The proposed license will lower how much pollution paper mills can dump, Fisk said.

5 things to do to improve air quality:

  1. Conserve electricity, buy efficient appliances and products such as compact fluorescents or even better, LEDs.
  2. Drive a vehicle that gets good gas mileage; keep it tuned.
  3. Make sure your home is insulated.
  4. Use an EPA certified wood or pellet stove.
  5. Drive less, carpool if you can, and support public policy and legislation that moves us toward clean and healthy energy and transportation.

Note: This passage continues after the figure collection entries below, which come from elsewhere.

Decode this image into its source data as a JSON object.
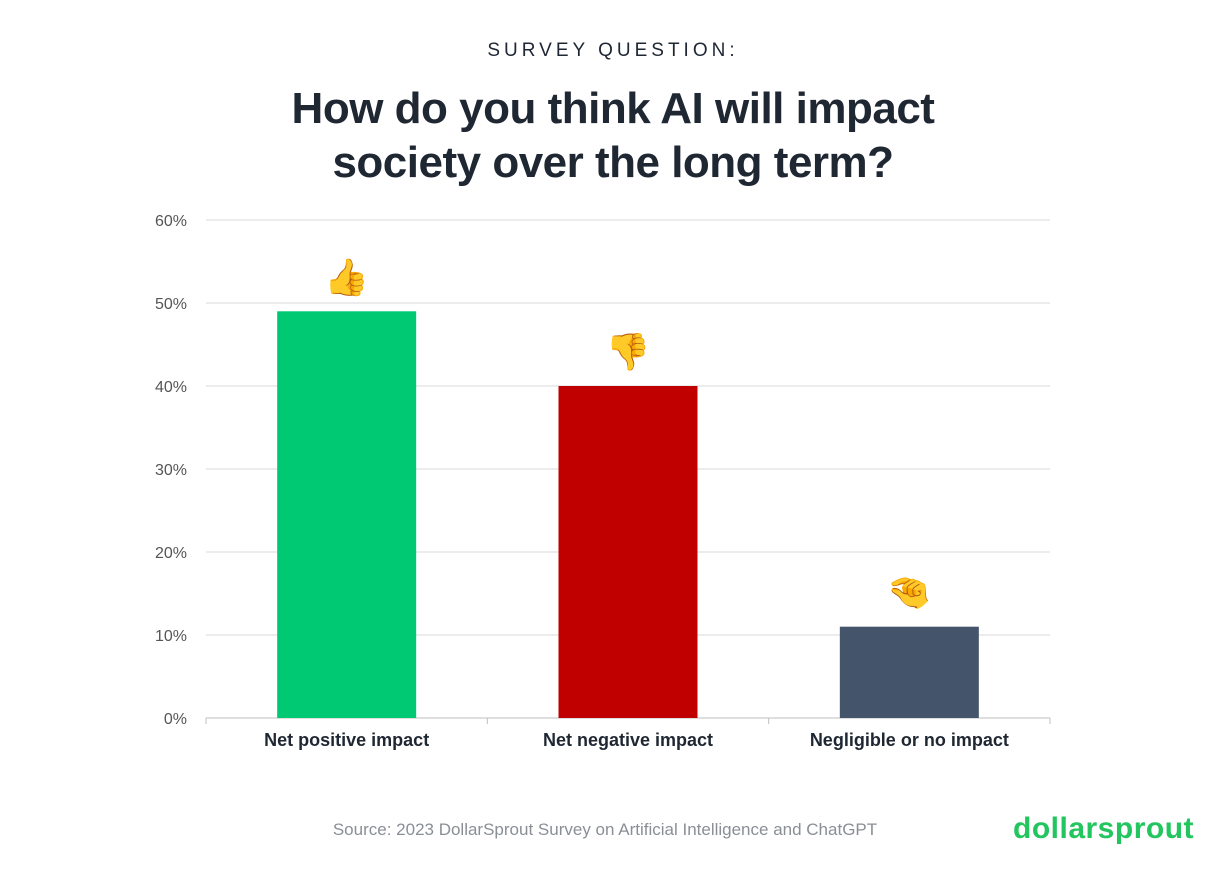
{
  "kicker": "SURVEY QUESTION:",
  "title_line1": "How do you think AI will impact",
  "title_line2": "society over the long term?",
  "source": "Source: 2023 DollarSprout Survey on Artificial Intelligence and ChatGPT",
  "logo": "dollarsprout",
  "chart_data": {
    "type": "bar",
    "categories": [
      "Net positive impact",
      "Net negative impact",
      "Negligible or no impact"
    ],
    "values": [
      49,
      40,
      11
    ],
    "colors": [
      "#00c973",
      "#c00000",
      "#44546a"
    ],
    "icons": [
      "👍",
      "👎",
      "🤏"
    ],
    "ylim": [
      0,
      60
    ],
    "yticks": [
      0,
      10,
      20,
      30,
      40,
      50,
      60
    ],
    "ytick_format": "%",
    "grid": true
  }
}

Source: Department of Environmental Protection, American Lung Association of Maine

5 things to improve recycling rates:

  1. Find out what your local recycling program accepts for materials, adjust your home’s system to match.
  2. Build a backyard compost pile, keeps organics out of the trash. It will reduce odor, and you get a soil-enriching product at no cost.
  3. Use smaller trash cans; they fill up faster and make you think twice before tossing something.
  4. Make recycling more convenient in your home; keep the recycling bin near the trash can.
  5. Think about the waste generated as you buy something. Make a pledge to recycle more and throw away less, and keep that pledge

—From George MacDonald, Maine State Planning Office

5 things to improve water quality

  1. Prevent erosion. Soil erosion is the single greatest threat to water quality. Seed and mulch bare ground.
  2. Use trees and shrubs to filter runoff. Every time it rains, pollutants are washed from driveways, roofs, yards, parking lots and roads into ditches. From there the runoff goes to streams, rivers, lakes or  groundwater. A ribbon of bushes, trees and ground cover (buffers) can act as a sponge and filter out contaminants.
  3. Use less fertilizer and pesticides. Fertilizing your lawn and garden can result in phosphorus and nitrogen that can run off and get into streams, lakes and the ocean. If you leave the grass clippings, you don’t need to fertilize; grass clippings are free fertilizer. Pesticides, which are toxic, can create health problems for people and animals. Compared to 15 years ago, three times as much yard care pesticides are brought into Maine. Pesticides can wash off into into water bodies. If you have pests, spot treat. Learn to like dandelions.
  4. Maintain septic systems. About 50 percent of Mainers use septic systems. Inadequate septic systems account for 5 to 10 percent of all phosphorus that reaches lakes. Toxins, nitrates, nutrients, bacteria and viruses from inadequate septic systems can seep into wells. That pollution also flows into streams, harms lakes, and on the coast, causes clam flats and beaches to be closed.
  5. If you have a septic system, don’t use septic additives, don’t pour grease or food down your sink, pump your system every two to three years. If your septic system was installed before 1974, consider replacing it.